Since the first debate between Senators Bob Dole and Walter Mondale in 1976, the vice presidential debates have featured several memorable television moments. Most famously, the 1988 incident occurred when Democrat Lloyd Bentsen rebuked George H. Bush’s vice president, Dan Quayle, for comparing himself to John F. Kennedy.

“Senator, I served with Jack Kennedy. I knew Jack Kennedy. Jack Kennedy was a friend of mine. Senator, you are no Jack Kennedy.”

“That was really inappropriate, Senator,” Quayle whined.

More recently, John McCain’s vice presidential running mate, Sarah Palin, teased Joe Biden, the Democratic vice presidential nominee who ran with Barack Obama in 2008, by telling him, “Oh, tell me it’s not like that, Joe.”

These were nice quotes that found their way into the lexicon. But it’s notable that neither Bentsen nor Palin were rewarded where it counts – at the ballot box.

In fact, the vice presidential debates have tended to be disappointing in terms of the lasting impression they left on the US election. Larry Sabato, a politics professor at the University of Virginia, pointed out that the race remains even after the dynamic presidential debate between Harris and Trump earlier this month, which was watched by 67 million television viewers and which Harris was widely believed to have won essentially a neck-and-neck race in the critical battleground states.

Sabato said that given the lack of consequences from the debate at the top of the election, he expects Tuesday’s vice presidential battle to be equally inconclusive. “I don’t expect the vice presidential debate to have any impact,” he said.

Still, this is no ordinary choice. The departure of Joe Biden and the sudden rise of Harris, as well as Trump’s refusal to participate in a second debate with her, have raised the stakes.

Tuesday’s spectacle is likely to be the last debate before Election Day on November 5th. “This is really the last big national moment in the campaign, so I think it’s important,” Mook said.

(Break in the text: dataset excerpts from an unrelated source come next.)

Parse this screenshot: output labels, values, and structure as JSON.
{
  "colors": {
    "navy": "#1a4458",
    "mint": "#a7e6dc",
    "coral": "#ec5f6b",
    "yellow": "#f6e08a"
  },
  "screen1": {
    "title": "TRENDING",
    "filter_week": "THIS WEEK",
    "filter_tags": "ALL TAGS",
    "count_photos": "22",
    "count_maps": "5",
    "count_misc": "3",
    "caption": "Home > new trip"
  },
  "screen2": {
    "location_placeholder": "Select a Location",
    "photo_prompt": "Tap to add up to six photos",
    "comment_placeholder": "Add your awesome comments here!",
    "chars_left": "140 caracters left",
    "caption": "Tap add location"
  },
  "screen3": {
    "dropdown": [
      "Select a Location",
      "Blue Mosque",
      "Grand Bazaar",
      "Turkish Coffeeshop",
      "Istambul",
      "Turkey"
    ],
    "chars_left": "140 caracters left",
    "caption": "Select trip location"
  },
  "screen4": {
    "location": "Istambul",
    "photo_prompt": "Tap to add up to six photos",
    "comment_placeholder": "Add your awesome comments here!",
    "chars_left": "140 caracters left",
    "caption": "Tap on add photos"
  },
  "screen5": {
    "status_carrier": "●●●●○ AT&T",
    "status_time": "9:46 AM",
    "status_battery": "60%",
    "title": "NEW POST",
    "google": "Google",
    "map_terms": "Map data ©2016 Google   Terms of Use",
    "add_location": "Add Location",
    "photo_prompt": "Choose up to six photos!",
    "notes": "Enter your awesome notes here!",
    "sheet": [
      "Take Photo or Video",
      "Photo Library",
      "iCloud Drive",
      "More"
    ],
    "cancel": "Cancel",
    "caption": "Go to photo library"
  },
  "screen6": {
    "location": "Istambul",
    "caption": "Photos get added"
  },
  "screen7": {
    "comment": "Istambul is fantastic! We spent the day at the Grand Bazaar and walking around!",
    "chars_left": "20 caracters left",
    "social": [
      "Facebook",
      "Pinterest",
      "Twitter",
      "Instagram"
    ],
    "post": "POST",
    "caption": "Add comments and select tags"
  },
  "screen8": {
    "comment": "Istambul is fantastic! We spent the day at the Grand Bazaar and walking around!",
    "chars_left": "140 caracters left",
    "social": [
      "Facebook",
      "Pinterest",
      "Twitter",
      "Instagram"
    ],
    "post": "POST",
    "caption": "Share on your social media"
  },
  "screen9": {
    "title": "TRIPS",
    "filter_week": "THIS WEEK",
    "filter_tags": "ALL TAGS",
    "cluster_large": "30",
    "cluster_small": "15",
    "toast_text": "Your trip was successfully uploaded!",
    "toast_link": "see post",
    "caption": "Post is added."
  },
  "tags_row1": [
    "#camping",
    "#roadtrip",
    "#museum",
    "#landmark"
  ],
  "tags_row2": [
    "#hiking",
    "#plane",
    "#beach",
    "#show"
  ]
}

Aside from the economy, immigration and foreign wars, which are sure to be addressed in the debate, a more amorphous battle is likely to take place on stage: Who will own the mantle of “authentic Midwesterner”? Will it be the Nebraska-born Walz or the bestselling author of Hillbilly Elegy, Ohio’s Vance?

The rivalry goes beyond mere aesthetics or regional loyalties. In the states where the election could be decided – the three so-called “blue wall” states of Wisconsin, Michigan and Pennsylvania – it is well received.

“I don’t know if the word ‘Midwest’ will be used in the debate, but sentiments about the Midwest will be expressed,” Burden said.

The candidates offer a diametrically opposed vision of the heartland. Walz’s Midwest is folksy and homey, a world where neighbors look out for one another, where football coaches act as local heroes (Walz coached the sport at Mankato West High School beginning in 1997) and where joy is in the air.

Vance paints a much darker picture of drug addiction, broken families and the threat of immigration. It is the Midwest of Trump’s dystopia of “American carnage.”

Two completely opposite visions. Two tough and determined candidates. Gentlemen, shall we begin?